Each line in the file contains a JSON object with this structure:

```json
{
    "srnumber":"SR24-00581669",
    "srtype":"Street Light Out Complaint",
    "srshortcode":"SFD",
    "createddept":"311 City Services",
    "ownerdept":"CDOT - Department of Transportation",
    "status":"Completed",
    "origin":"Phone Call",
    "createddate":1711948921000,
    "lastmodifieddate":1712056100000,
    "closeddate":1712056100000,
    "isduplicate":false,
    "createdhour":0,
    "createddayofweek":2,
    "createdmonth":4,
    "locationdetails": {
        "streetaddress":"5758 S ALBANY AVE",
        "city":"Chicago",
        "state":"Illinois",
        "zipcode":"",
        "streetnumber":"5758",
        "streetdirection":"S",
        "streetname":"ALBANY",
        "streettype":"AVE",
        "communityarea":63,
        "ward":14,
        "policesector":2,
        "policedistrict":8,
        "policebeat":824,
        "precinct":5,
        "latitude":41.788113692,
        "longitude":-87.700967509,
        "location": [ -87.700967509,41.788113692 ]
    }
}
```

Values for `communityarea` map to values of `areanumber` in the community areas data file.

## Taxi Rides Data

There are two files containing data pertaining to Chicago's taxi fleet and rides taken in April 2024.

### taxi_details.csv

This file contains details of the vehicles making up Chicago's active taxi fleet, in CSV format.  The fields are:

* `vehicleid`: Unique identifier for the vehicle, used in the taxi rides data file.
* `status`: 
* `make`: The name of the manufacturer that made the vehicle.
* `model`: The model name of the vehicle.
* `modelyear`: The model year of the vehicle.
* `color`: The paint colour of the vehicle.
* `fuel`: The type of fuel that the vhicle runs on.
* `wheelchairaccessible`: Whether or not the vehicle is accessible to wheelchair users.
* `operator`: The operating company.
* `zipcode`: The zipcode of the operating company.
* `affiliation`: The name of the affiliate that the vehicle operates for.
* `medallion`: The vehicle's taxi medallion number.

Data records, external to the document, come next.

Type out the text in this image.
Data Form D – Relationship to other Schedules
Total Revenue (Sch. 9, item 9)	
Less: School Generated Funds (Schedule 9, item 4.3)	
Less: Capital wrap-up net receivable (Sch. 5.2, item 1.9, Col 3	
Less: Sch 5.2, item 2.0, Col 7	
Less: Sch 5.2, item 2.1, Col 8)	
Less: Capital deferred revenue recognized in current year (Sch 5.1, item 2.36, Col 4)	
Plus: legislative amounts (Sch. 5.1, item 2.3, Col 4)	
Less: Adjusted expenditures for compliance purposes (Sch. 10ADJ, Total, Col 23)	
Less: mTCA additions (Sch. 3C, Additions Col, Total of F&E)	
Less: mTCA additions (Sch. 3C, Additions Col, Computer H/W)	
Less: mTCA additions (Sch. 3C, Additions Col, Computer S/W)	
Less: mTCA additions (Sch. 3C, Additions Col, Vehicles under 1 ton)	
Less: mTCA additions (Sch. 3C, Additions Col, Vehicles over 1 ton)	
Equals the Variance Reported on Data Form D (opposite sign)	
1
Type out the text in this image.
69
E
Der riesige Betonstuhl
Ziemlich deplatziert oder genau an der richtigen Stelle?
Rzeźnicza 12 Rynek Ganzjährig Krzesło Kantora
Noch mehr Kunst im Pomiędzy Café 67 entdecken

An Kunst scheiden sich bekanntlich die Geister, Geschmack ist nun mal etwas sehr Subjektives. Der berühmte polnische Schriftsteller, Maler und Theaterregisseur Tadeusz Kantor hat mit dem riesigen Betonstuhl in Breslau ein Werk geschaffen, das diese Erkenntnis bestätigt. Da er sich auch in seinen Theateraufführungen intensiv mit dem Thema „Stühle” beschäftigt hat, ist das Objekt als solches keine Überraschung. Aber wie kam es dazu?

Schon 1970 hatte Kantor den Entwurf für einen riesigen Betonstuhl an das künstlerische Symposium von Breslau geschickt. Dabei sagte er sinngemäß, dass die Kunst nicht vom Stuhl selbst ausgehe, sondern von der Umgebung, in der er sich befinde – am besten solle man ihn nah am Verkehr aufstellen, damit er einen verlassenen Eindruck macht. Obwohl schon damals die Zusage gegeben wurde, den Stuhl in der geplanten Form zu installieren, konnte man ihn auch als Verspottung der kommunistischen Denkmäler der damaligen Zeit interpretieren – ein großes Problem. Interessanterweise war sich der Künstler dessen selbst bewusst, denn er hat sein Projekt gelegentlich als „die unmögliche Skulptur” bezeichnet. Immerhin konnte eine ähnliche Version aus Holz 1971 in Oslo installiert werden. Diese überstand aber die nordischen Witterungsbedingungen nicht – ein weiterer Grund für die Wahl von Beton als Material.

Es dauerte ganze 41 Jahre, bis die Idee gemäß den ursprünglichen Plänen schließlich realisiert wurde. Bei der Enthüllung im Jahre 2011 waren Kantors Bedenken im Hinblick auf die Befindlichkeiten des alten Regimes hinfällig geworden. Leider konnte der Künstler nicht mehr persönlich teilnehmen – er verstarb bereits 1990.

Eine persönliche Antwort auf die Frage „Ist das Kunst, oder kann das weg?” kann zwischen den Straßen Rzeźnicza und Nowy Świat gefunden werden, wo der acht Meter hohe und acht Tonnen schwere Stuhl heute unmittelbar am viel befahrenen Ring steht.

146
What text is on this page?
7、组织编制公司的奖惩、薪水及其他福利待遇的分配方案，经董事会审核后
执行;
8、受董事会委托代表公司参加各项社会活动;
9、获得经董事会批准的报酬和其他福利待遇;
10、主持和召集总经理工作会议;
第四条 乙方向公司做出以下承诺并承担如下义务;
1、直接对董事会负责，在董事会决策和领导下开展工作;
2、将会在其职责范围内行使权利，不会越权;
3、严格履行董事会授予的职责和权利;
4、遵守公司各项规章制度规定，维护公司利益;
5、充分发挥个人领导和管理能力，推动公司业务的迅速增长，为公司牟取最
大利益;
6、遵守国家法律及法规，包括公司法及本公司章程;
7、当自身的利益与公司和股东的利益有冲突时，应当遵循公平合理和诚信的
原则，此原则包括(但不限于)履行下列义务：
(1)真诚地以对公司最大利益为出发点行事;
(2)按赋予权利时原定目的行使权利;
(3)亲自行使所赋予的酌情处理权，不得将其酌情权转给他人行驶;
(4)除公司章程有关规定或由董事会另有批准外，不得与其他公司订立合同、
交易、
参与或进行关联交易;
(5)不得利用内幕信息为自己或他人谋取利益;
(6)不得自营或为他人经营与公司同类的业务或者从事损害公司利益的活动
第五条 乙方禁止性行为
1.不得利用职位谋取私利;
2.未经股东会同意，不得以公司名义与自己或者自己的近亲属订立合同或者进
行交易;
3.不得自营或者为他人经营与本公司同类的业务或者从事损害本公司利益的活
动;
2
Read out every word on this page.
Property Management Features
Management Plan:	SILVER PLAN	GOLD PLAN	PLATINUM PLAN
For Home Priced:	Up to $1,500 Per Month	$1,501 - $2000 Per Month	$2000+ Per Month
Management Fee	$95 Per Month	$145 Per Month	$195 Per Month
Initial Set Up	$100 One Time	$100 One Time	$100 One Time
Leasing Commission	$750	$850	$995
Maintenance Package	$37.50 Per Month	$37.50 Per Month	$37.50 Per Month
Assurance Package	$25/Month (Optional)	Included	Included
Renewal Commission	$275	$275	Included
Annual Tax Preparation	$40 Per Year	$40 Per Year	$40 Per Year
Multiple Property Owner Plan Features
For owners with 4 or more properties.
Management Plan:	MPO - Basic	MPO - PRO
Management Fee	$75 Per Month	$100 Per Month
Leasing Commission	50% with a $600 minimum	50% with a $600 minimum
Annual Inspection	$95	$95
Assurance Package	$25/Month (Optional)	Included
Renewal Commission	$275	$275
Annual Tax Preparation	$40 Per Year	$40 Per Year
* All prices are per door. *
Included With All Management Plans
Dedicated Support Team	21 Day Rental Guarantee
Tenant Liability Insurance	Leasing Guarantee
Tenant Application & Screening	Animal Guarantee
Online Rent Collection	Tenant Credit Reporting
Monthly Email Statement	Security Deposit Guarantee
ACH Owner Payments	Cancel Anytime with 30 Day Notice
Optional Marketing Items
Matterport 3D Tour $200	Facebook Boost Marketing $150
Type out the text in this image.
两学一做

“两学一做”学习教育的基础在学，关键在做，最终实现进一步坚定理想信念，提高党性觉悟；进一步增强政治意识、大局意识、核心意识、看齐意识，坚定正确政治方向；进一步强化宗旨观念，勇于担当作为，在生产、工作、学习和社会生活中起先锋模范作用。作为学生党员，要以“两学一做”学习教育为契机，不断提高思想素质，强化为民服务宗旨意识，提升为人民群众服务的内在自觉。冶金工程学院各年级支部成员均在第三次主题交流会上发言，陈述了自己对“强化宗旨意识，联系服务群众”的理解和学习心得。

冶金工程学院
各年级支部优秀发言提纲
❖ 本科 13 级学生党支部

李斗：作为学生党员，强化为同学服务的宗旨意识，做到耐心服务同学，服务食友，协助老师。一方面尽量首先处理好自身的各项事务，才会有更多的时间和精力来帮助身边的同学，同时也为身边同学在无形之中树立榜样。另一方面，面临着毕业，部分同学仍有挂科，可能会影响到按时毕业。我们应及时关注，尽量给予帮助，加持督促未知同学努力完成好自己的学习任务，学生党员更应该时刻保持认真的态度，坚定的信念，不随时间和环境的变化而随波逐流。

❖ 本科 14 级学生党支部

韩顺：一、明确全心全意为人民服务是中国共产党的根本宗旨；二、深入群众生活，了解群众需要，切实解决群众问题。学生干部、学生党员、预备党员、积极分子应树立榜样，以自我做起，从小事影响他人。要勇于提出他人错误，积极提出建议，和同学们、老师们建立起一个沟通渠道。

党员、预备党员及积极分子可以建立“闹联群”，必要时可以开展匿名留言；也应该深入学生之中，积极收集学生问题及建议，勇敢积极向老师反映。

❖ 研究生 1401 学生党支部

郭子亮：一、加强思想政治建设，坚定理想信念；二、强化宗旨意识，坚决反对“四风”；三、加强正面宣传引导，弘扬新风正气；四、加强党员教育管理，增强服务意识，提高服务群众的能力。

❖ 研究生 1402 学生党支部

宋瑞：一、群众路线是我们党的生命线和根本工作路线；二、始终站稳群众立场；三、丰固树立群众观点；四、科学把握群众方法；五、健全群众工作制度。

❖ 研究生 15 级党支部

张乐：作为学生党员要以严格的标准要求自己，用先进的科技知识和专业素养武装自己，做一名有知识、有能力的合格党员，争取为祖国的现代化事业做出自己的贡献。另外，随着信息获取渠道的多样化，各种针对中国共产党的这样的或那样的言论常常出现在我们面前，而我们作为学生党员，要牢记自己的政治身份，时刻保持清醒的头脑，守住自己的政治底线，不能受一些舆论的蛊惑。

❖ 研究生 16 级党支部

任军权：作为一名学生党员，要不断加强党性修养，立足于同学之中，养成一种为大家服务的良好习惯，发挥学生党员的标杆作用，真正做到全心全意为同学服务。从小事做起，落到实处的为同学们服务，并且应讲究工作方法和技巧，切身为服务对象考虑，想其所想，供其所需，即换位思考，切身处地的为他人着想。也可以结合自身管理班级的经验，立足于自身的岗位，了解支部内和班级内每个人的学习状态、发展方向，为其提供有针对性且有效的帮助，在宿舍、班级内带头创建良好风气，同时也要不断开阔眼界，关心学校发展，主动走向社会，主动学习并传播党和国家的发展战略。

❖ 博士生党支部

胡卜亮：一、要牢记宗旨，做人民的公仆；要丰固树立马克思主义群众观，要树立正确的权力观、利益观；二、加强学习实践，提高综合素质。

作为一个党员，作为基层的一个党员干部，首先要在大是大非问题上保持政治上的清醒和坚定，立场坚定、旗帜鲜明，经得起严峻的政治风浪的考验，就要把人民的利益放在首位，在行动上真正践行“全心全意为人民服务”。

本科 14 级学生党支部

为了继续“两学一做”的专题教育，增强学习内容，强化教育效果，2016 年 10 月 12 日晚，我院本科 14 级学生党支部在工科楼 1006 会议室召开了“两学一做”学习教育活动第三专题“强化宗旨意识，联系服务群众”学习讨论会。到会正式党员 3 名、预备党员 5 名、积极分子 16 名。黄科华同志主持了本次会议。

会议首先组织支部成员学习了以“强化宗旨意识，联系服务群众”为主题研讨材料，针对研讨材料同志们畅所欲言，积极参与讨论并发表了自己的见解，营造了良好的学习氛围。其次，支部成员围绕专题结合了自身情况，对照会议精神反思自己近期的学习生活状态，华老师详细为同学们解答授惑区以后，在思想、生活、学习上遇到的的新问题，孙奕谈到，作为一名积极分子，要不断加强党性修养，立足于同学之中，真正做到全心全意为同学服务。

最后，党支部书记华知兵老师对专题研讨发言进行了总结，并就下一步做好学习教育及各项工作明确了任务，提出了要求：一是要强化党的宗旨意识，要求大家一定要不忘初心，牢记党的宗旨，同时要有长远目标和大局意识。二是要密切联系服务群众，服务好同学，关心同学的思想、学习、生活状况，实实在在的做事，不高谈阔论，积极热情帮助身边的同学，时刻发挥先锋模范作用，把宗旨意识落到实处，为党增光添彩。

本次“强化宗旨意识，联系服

### taxi_rides_apr_2024.json.gz

This file contains details of individual taxi rides taken in April 2024.  It is a compressed JSONL file.

Each line in the file contains a JSON object with this structure:

```json
{
    "tripid":"927535c424b67129b10ea0ef38c7014a1ab9eec3",
    "vehicleid":3879,
    "pickupcommunityarea":6,
    "dropoffcommunityarea":24,
    "paymenttype":"Unknown",
    "company":"Taxi Affiliation Services",
    "pickupcentroidlocation":"POINT (-87.6559981815 41.9442266014)",
    "dropoffcentroidlocation":"POINT (-87.6763559892 41.9012069941)",
    "duration":960,
    "miles":5.4,
    "fare":16.5,
    "tips":0,
    "tolls":0,
    "extras":0,
    "totalcost":16.5,
    "pickupcentroidlatitude":41.944226601,
    "pickupcentroidlongitude":-87.655998182,
    "dropoffcentroidlatitude":41.901206994,
    "dropoffcentroidlongitude":-87.676355989,
    "starttime":1714538700000,
    "endtime":1714539600000
}
```

* Values for `vehicleid` map to `vehicleid` in the taxis data file.
* Values for `pickupcommunityarea` and `dropoffcommunityarea` map to values of `areanumber` in the community areas data file.